Just like liberty or freedom is not absolute (We cannot do anything unlawful and/or at the expense of the liberties of our fellow citizens.), egalite is not absolute (We are equal only in opportunity and rights.). Take advantage of your egalite if you are a citizen of the United States or France; your rights and opportunities at the start are indeed the same; how and when you cross the finish line is up to you; if you do your best, you can celebrate the finish line regardless of how your finish compares with others’.
As we physicists like to say, “That is the theory.” Often theory and experiment, or theory and practice are far from being the same. Ideally, the movement of establishing equality in the newly formed United States would begin as soon as the American Revolution ended. Just look at the history of women and of African-American former slaves in the United States to see how far from ideal was the progress of egalite in our country. Slavery was not abolished until 1863; women were not able to vote until 1920, after WWI; widespread acceptance of the LGBTQ community did not enjoy the protection of law until the 21st century; reparation to Native American communities did not begin until well into the 20th century; women still do not enjoy equality with men in the work force; xenophobia seems to trump xenophilia still as the reaction to immigration into the US. The road to equality in the USA is still filled with roadblocks of misogyny, racism, sexism, xenophobia, traditional unjust entitlements, and irrational, a-historical nationalism.

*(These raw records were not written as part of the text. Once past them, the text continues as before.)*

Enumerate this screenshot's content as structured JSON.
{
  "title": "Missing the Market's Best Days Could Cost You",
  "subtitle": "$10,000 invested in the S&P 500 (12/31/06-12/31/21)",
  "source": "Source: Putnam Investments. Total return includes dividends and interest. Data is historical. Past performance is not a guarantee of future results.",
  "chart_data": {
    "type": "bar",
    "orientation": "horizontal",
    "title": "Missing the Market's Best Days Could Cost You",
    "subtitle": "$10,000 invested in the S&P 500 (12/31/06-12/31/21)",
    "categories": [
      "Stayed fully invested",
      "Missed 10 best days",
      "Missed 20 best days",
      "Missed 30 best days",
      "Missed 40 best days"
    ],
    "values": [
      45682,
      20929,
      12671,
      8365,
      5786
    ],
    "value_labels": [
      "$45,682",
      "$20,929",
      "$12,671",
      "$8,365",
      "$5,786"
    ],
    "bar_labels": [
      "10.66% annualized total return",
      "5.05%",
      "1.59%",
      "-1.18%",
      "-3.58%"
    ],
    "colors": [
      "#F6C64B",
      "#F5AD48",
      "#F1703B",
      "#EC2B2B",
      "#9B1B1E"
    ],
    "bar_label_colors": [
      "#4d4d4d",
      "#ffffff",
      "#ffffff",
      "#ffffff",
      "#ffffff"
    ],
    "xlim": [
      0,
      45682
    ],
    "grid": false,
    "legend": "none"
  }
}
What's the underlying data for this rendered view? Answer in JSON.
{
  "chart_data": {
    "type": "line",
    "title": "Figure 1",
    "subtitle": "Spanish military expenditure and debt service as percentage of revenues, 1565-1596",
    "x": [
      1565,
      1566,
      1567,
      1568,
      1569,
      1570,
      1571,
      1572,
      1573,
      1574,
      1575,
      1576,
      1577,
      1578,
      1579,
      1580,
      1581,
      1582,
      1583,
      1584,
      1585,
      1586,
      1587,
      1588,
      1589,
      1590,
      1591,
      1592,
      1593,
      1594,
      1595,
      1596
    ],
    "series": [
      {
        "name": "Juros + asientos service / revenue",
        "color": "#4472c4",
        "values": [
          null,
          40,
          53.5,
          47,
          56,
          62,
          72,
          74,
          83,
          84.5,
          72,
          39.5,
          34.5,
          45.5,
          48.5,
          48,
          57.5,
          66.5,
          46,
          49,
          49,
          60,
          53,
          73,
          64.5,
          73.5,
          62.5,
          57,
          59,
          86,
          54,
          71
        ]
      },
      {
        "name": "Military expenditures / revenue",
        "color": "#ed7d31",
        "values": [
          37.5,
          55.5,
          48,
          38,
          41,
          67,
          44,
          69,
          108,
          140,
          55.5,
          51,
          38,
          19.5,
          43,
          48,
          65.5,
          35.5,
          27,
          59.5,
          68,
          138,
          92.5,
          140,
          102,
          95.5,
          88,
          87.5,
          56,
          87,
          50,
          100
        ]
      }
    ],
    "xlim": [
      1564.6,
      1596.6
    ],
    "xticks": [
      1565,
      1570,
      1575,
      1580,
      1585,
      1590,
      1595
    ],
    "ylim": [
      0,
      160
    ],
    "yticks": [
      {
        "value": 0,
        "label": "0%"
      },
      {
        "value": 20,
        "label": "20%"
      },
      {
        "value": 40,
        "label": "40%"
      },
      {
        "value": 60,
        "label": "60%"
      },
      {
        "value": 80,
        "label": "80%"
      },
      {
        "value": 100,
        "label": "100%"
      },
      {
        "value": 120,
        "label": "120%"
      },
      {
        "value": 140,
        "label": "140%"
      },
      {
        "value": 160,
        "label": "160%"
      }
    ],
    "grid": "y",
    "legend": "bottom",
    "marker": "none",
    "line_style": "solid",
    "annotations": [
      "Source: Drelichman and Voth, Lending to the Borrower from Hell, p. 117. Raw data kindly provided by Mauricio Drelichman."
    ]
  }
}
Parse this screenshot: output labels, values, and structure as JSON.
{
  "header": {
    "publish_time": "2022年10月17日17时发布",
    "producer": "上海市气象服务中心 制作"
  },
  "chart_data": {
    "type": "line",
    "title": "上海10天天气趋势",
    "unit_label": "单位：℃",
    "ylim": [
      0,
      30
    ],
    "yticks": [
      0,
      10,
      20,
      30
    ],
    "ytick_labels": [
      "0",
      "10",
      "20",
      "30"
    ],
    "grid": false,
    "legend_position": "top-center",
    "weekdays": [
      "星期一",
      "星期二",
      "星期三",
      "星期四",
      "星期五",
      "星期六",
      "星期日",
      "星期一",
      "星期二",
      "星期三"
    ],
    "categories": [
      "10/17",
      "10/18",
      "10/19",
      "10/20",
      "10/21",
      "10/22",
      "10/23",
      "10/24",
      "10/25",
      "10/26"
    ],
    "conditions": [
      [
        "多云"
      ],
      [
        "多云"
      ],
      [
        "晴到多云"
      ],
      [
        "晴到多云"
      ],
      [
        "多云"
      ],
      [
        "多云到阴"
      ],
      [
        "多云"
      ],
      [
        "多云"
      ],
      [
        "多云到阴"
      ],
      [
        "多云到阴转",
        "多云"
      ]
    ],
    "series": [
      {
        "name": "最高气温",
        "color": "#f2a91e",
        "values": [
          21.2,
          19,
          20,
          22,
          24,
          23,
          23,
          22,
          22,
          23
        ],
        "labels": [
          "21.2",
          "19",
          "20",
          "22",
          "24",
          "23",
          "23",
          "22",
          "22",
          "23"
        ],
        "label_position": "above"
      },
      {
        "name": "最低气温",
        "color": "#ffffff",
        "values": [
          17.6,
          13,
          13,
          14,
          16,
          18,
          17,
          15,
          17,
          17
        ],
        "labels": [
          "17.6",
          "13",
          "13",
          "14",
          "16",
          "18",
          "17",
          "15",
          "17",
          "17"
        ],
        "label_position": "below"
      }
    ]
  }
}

As inertia-filled the movement toward equality is, the good news is that there has been reformist progress — the liberal spread of rights and privileges despite conservative resistance — in our country over the last 242 years. I do not know enough modern French history to know how liberal reform and progress in the brain-child of the French Revolution compares, but I think France can make similar claims. I am sure that in the long run both countries have avoided the horrors of Robespierre and Pol Pot — avoided the distortions of an unqualified egalite. Just remember, you two countries, keep all three, liberte, egalite, and fraternite, equally important and equally strong.